Another long stretch of nothing. Then a shrug. “No.”

“Who did?”

“You know who it was, man. You know the motherfucker.”

“Tell me, anyway.”

“Whitey. It was Whitey.”

“Whitey Most?”

“Yeah. Whitey Most. How many cats name’ Whitey you know?”

Gunner and DeCharme glanced at each other, exchanging a common, unspoken sense of relief.

“You drove, and Whitey did the shooting, is that it?” Gunner asked Davidson, turning around to face him again.

“Yeah. That’s right.”

“With Toby’s gun.”

“Right. That’s it.” He was starting to cry again. “I didn’t wanna roll on Dr. Love, man. Me an’ Dr. Love, we topped it off, we was cool. Cube an’ some of the other homeboys, they was always talkin’ ’bout jackin’ ’im an’ shit, but I never had no problem with Love. Never.”

“But Whitey did.”

Davidson nodded his head again. “One day, he just say he gotta roll on somebody, an’ me, I gotta drive.
Me
. He say if I don’t do it, he gonna say it was me what told him ’bout Toby doin’ bus’ness on the side, talkin’ ’bout how he gonna open a car wash with Whitey’s money, an’ shit. He say I know if Toby hears that, I’m as good as got. The homies’d jump me out, like a fuckin’ perpetrator, or somethin’.”

“Toby Mills was doing business on the side?”

“Yeah, you know.” He shrugged again. “Holdin’ back. Keepin’ a little somethin’ to sell to ’is friends, shit like that.”

Gunner shared another knowing glance with DeCharme.

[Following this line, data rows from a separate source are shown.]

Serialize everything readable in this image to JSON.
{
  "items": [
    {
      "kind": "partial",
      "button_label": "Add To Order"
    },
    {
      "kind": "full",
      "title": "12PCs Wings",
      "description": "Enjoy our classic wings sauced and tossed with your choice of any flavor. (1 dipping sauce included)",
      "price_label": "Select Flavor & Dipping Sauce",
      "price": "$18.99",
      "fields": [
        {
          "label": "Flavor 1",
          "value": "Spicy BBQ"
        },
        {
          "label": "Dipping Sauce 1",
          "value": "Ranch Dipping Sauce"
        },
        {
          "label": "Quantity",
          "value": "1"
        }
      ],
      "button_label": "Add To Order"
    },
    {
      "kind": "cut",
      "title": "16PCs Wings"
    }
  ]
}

There was Whitey Most’s motive for framing his best runner for murder.

“So then you stole Toby’s gun for him.”

Davidson sipped his drink, trying to delay his answer as long as possible. “I stole
all
the homeboys’ guns. ’Cause Whitey, he didn’t say, ‘Go get Toby’s gun.’ He just say he needed one—a
Blue’s
gun—an’ told me to go get one. Snatch everything outta the crib so’s it’ll look like somebody just ripped us off. You know, another set, like the Tees or the Deuce-Nines, somebody like that.”